NEW YORK, June 18, 2026, 16:03 EDT
- The S&P 500 closed up 1.07%, Nasdaq climbed 1.48%, and the Dow was up 0.35% after Thursday’s session, according to MarketWatch data.
- Chip stocks bounced after President Donald Trump said Apple and Intel will work together on U.S. chip design and manufacturing.
- Markets are closed Friday for Juneteenth. Investors are left to consider oil moves, Fed rate uncertainty and quarterly options expiry going into the long weekend.
Nasdaq led gains as U.S. stocks finished up on Thursday. Chipmakers rallied, and oil pulled back after an early U.S.-Iran deal took some heat off inflation worries.
S&P 500 closed at 7,499.77, up 1.07% for the day. Nasdaq Composite climbed 1.48% to finish at 26,406.98, a gain of 385.32 points. Dow Jones Industrial Average added 180.25 points, or 0.35%, to end at 51,672.80, MarketWatch data showed.
The timing was key as Wall Street had just dropped on worries the Federal Reserve could raise rates instead of cutting. Fed officials on Wednesday held the benchmark rate steady at 3.5% to 3.75%. They now see the year-end federal funds rate at 3.8%, up from 3.4% in March, according to their latest projections.
Trading wrapped up early ahead of the holiday, with NYSE set to close Friday for Juneteenth. Investors faced a shorter window to react to news on oil, rates or global headlines before the long weekend.
Tech shares led the market. Intel rose after Trump said Apple would team up with the chipmaker to design and build chips in the U.S., which could be a boost for Intel’s foundry business. Reuters said the Philadelphia semiconductor index beat the market, and Nvidia and Micron moved higher too with the sector.

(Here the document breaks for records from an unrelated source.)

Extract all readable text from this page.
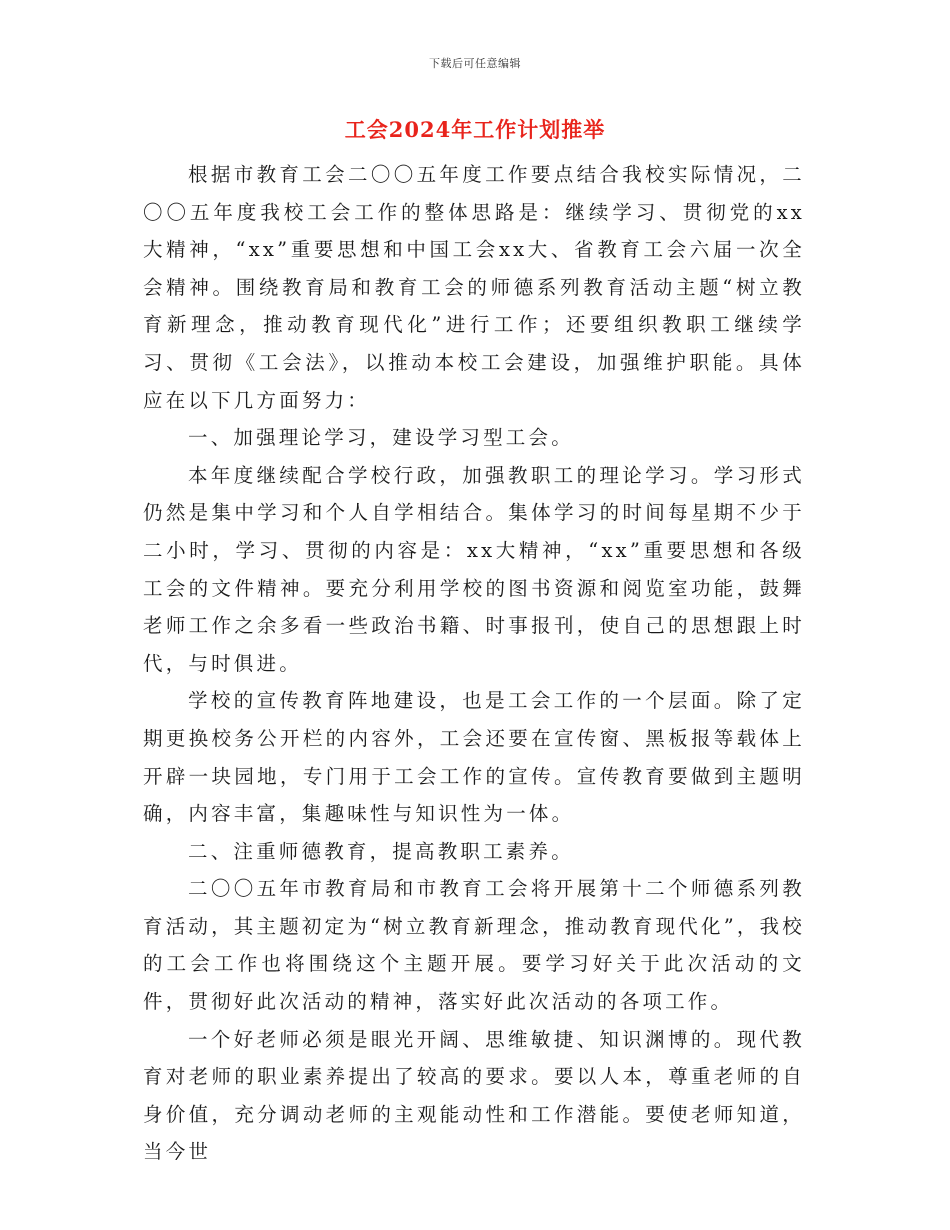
下载后可任意编辑
工会2024年工作计划推举

根据市教育工会二〇〇五年度工作要点结合我校实际情况，二〇〇五年度我校工会工作的整体思路是：继续学习、贯彻党的xx大精神，“xx”重要思想和中国工会xx大、省教育工会六届一次全会精神。围绕教育局和教育工会的师德系列教育活动主题“树立教育新理念，推动教育现代化”进行工作；还要组织教职工继续学习、贯彻《工会法》，以推动本校工会建设，加强维护职能。具体应在以下几方面努力：

一、加强理论学习，建设学习型工会。

本年度继续配合学校行政，加强教职工的理论学习。学习形式仍然是集中学习和个人自学相结合。集体学习的时间每星期不少于二小时，学习、贯彻的内容是：xx大精神，“xx”重要思想和各级工会的文件精神。要充分利用学校的图书资源和阅览室功能，鼓舞老师工作之余多看一些政治书籍、时事报刊，使自己的思想跟上时代，与时俱进。

学校的宣传教育阵地建设，也是工会工作的一个层面。除了定期更换校务公开栏的内容外，工会还要在宣传窗、黑板报等载体上开辟一块园地，专门用于工会工作的宣传。宣传教育要做到主题明确，内容丰富，集趣味性与知识性为一体。

二、注重师德教育，提高教职工素养。

二〇〇五年市教育局和市教育工会将开展第十二个师德系列教育活动，其主题初定为“树立教育新理念，推动教育现代化”，我校的工会工作也将围绕这个主题开展。要学习好关于此次活动的文件，贯彻好此次活动的精神，落实好此次活动的各项工作。

一个好老师必须是眼光开阔、思维敏捷、知识渊博的。现代教育对老师的职业素养提出了较高的要求。要以人本，尊重老师的自身价值，充分调动老师的主观能动性和工作潜能。要使老师知道，当今世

“There are three factors causing the rally,” Cantor chief equity and macro strategist Eric Johnston told Reuters. He cited semiconductors, lower oil, and a change in how traders are viewing the Fed. Johnston also said some investors see more inflation credibility at the Fed after Chair Kevin Warsh’s first policy meeting. Reuters
Oil prices helped hold up stocks. Brent crude finished up 0.4% at $79.85 a barrel, according to AP, after trading lower for most of the session. U.S. crude ended down 0.2% at $75.85. Lower oil means less inflation pressure, since fuel costs hit transport, production and homes.
Accenture shares fell after the company trimmed its full-year local currency revenue-growth target to 3% to 4%. The firm posted $18.7 billion in revenue for the quarter, with EPS up 9%. CEO Julie Sweet pointed to an increase in “large-scale AI transformation programs,” but investors focused on the guidance cut. Cognizant, Gartner and IBM also traded lower. Business Wire
Kroger shares dropped after earnings missed forecasts. SpaceX also moved lower, posting a second day of declines following its first session last week, Reuters said. The losses pulled the Dow back compared to the Nasdaq, and traders focused on specifics rather than buying across the board just because markets improved.
Thursday’s bounce could be short-lived. Traders still saw a 50% shot at a 25-basis-point rate hike in September, according to Reuters, with each basis point worth one-hundredth of a percent. Adam Turnquist, chief technical strategist at LPL Financial, pointed to ongoing uncertainty on “potential flare-ups” and the “path forward for Iran’s nuclear program,” keeping oil on watch as a risk for stocks. Reuters
Chips led the bounce, lower yields propped up valuations, and oil’s spike lost steam. Markets had a pressure release, not a full reset. The Fed has been less clear with guidance, and with Friday’s holiday, investors now wait for trading to reopen to see if gains stick.